Including one Chicagoan who was so frustrated they started recording their attempts to connect with IDES.

CBS 2’s Jim Williams is Working for Chicago. He reports it’s 100 days of trying to get through. CBS 2 got a glimpse of how hard it be to talk to a human being at the state office. It takes a lot of persistence.

When theaters and special events shutdown, the lighting company Olive King worked for lost lots of business.

“So me and all of my coworkers were laid off. So I was out of a job,” King said.

For Olive, what followed was 12 weeks of utter frustration. It’s the same story we’ve heard so many times from others: an inability to get through to the state to collect unemployment benefits.

“I tried to certify and I wasn’t able to certify due to a technical error,” King said, who had tried to certify for many days.

“I mean it’s been every day since March 20.”

So Olive had an idea: beginning Monday, record every attempt to connect with a human being at IDES.

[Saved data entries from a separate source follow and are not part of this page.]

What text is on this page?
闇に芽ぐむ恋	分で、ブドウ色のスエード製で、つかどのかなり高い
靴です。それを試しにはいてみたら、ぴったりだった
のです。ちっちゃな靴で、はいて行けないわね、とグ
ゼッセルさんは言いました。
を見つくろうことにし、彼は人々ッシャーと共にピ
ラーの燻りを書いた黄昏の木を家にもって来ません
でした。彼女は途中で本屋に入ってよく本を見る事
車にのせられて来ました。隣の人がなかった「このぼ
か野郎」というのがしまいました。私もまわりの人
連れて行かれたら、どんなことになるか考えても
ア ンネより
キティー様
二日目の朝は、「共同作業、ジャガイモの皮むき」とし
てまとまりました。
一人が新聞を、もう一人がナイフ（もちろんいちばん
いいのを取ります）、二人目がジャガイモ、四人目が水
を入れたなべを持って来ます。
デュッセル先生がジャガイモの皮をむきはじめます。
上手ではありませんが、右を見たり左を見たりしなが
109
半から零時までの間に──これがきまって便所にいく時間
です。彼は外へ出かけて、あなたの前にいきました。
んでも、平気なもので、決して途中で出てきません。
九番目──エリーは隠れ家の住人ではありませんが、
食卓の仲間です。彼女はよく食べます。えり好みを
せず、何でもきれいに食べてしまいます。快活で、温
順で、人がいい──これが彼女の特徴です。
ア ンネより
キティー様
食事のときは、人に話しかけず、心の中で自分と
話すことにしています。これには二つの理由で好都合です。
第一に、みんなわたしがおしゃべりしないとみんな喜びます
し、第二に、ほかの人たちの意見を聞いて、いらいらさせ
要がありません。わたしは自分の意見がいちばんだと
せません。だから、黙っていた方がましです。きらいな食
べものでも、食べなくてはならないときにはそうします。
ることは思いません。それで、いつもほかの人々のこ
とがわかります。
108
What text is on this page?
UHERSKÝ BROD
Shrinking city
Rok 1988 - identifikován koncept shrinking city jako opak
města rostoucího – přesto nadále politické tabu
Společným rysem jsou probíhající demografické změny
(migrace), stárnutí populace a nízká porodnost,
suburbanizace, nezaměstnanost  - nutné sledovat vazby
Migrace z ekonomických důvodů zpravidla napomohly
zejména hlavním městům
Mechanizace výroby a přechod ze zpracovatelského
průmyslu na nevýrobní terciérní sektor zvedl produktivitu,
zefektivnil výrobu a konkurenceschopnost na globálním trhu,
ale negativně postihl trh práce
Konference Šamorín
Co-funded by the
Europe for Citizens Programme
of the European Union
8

“I’m going to stream this to make it a bit lighthearted to poke fun at how ridiculous the situation is for me, and for countless other people,” King said.

Finally, after more than 90 minutes of non-stop calling, a hopeful sign. The phone message:

“Our current wait time is approximately 31 minutes.”

Forty minutes after that message, Olive King got an IDES employee on the line. The employee resolved Olive King’s issue and said they could see 12 weeks worth of benefits in two to three business days.

“I’m very glad it is resolved but how many other cases are currently in limbo,” King asked.

You might wonder if someone in the state knew a frustrated Chicagoan was streaming live and recording all those attempts and decided to make a worker available. Olive believes that’s unlikely.

In a statement to CBS 2, IDES said:

“Under Illinois law, IDES is unable to comment about specific claimants or employers. IDES was not aware that any claimants have livestreamed attempts to contact, or have conversations with, IDES employees.  Unfortunately, the issue the Department is facing in assisting claimants is not unique to Illinois and is due in large part to the hollowing out of the agency over the course of several years.  The Department’s headcount is at an historical low with a budget that has decreased over several years.  The already thinly stretched staff who process unemployment claims have been logging thousands of hours of overtime to meet the demand for unemployment questions, claims, and benefits.”